In his work The Omnivore’s Dilemma, the American journalist Michael Pollan reveals some of the basic presuppositions behind the contemporary food habits of the American population. Pollan’s book is arguably most valuable in the sense that he takes a broad perspective to his subject matter, considering various means by which Americans consume food, from the dominant industry of factory and mass food production, to more extremist reactions against this context, such as “back to nature” activists who consider traditional hunting and gathering techniques to be a viable and ethical alternative. In this sense, Pollan shows the underlying complexity of our food choices, showing that the binary approach to the problem is not sufficient. The either/or is a false dichotomy, and Pollan’s book forces us to think alternatives in consistency with this same complexity, as opposed to a crass reductionism.
Chapters Fifteen to Seventeen address this latter approach and also provide a somewhat critical vantage point. In these chapters, Pollan endeavors to debunk some of the myths of extremist views, such as the thesis that vegetarianism is naturally beneficial to the ecosystem or that the industrial production of food is entirely beneficial. In Chapter 15 Pollan focusses on traditional means of gathering food. In Chapter 16 he considers the multiplicity of choices the food industry has created for the American consumer, in contrast to this traditional way of life. In Chapter 17, Pollan takes a broader ethical approach, critiquing both consumerist views and responses to the latter, such as animal rights.

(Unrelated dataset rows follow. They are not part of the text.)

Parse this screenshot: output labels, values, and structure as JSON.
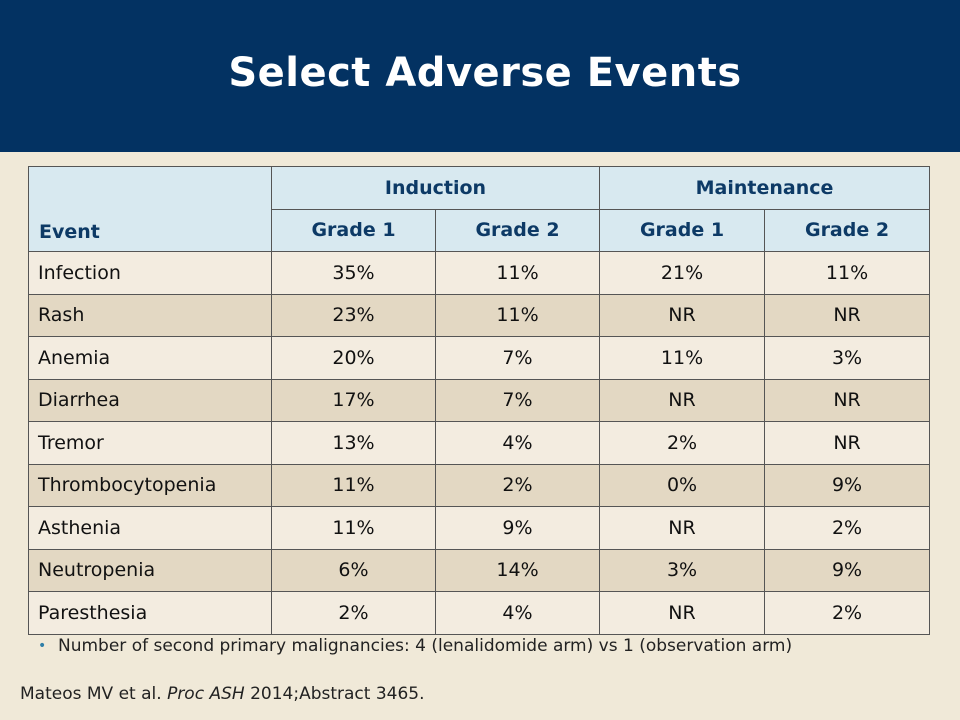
{
  "header": {
    "title": "Select Adverse Events"
  },
  "table": {
    "event_header": "Event",
    "groups": [
      "Induction",
      "Maintenance"
    ],
    "subheaders": [
      "Grade 1",
      "Grade 2",
      "Grade 1",
      "Grade 2"
    ],
    "rows": [
      {
        "event": "Infection",
        "values": [
          "35%",
          "11%",
          "21%",
          "11%"
        ]
      },
      {
        "event": "Rash",
        "values": [
          "23%",
          "11%",
          "NR",
          "NR"
        ]
      },
      {
        "event": "Anemia",
        "values": [
          "20%",
          "7%",
          "11%",
          "3%"
        ]
      },
      {
        "event": "Diarrhea",
        "values": [
          "17%",
          "7%",
          "NR",
          "NR"
        ]
      },
      {
        "event": "Tremor",
        "values": [
          "13%",
          "4%",
          "2%",
          "NR"
        ]
      },
      {
        "event": "Thrombocytopenia",
        "values": [
          "11%",
          "2%",
          "0%",
          "9%"
        ]
      },
      {
        "event": "Asthenia",
        "values": [
          "11%",
          "9%",
          "NR",
          "2%"
        ]
      },
      {
        "event": "Neutropenia",
        "values": [
          "6%",
          "14%",
          "3%",
          "9%"
        ]
      },
      {
        "event": "Paresthesia",
        "values": [
          "2%",
          "4%",
          "NR",
          "2%"
        ]
      }
    ]
  },
  "bullet": {
    "symbol": "•",
    "text": "Number of second primary malignancies: 4 (lenalidomide arm) vs 1 (observation arm)"
  },
  "citation": {
    "prefix": "Mateos MV et al. ",
    "journal": "Proc ASH",
    "suffix": " 2014;Abstract 3465."
  },
  "colors": {
    "header_bg": "#033262",
    "page_bg": "#f0e9d8",
    "table_header_bg": "#d8e9f0",
    "row_odd": "#f3ece0",
    "row_even": "#e3d8c3"
  }
}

Pollan thus essentially argues both extremes are not desirable: mass production has negative effects on dietary habits of Americans, while the position of a return to nature is too reactionary and fails to capture the diversity of our relationship to food.
Hence, in Chapter 15, the beginning of Part 3 in which Pollan takes an approach whereby he attempts to accrue the materials for his food consumption on an individual level, the author becomes a forager. Arguably what is most compelling in this chapter is this self-sufficient and “autarchic” approach to food; hence, Pollan demonstrates the complicated choices and ultimately vast knowledge required to take this form of life. The return to the “forager” is not a simplification of life, but rather shows how difficult survival in a non-industrial and non-consumer context really is. Yet in Chapter 16, Pollan emphasizes that the easy accessibility of industrialized consumer food products cannot be viewed as an advancement in our lives. Rather, Pollan (2006) makes a key distinction between “neophobia” or the fear of trying new things with “neophilia”, a compulsion to new things. (pp. 287-288): The industrialized culture creates this difference by constantly exposing us to new products, while also perhaps forcing us into siding with so-called “comfort foods”, because of our familiarity with these products. Our food choices thus become infinitely more complex than merely eating what is available to us. In Chapter 17, Pollan gives a robust criticism of the back to nature approach to this mass food production, arguing that animal rights are not close to nature, but rather an “urban” reaction to this same food production. In essence, it does not help nature, but is determined by the omnivore’s dilemma that gives us so many choices.
Yet while these arguments are compelling, perhaps Pollan does overstate some points. For example, the fact that foraging is a difficult activity does not automatically disqualify its merit. Furthermore, Pollan can be said to overstate the problem of “neophobia” and “neophilia”: is there really a fear created by the new in a mass industrial culture? Is this not looking at the phenomenon of our food relations through this same mass industrial culture, instead of emphasizing individual choice: in other words is individual choice necessarily problematized by the presentation of a vast amount of choices? Lastly, Pollan’s (2006) arguments about animal rights, while noting their “urban” (p. 325) character, perhaps miss the point of the animal rights movement: while animal rights are certainly a product or reaction to mass food production, it would appear that animal rights is concerned above all with maintaining a decent quality of life for animals, and hence is primarily an ethical question, irrespective of particular historical contexts: namely, animal rights activists are concerned with the existence of animals and their just treatment by humans.
Nonetheless, Pollan accurately highlights the complexity of our food issues. Most people think of food as a trivial matter, and arguably this is the result of the easy availability of food in American culture, repeated in the constant advertisements for food in American cultural life. Yet Pollan shows that all our food choices themselves embody a complex nexus of choices, choices which revolve around our relations to ourselves, our society and our environment. Whether one agrees with Pollan’s conclusions or not, the exposure of these issues is of value, showing how even our most quotidian activities include profound existential choices as well as consequences.
Pollan, M. (2006). The Omnivore’s Dilemma: A Natural History of Four Meals.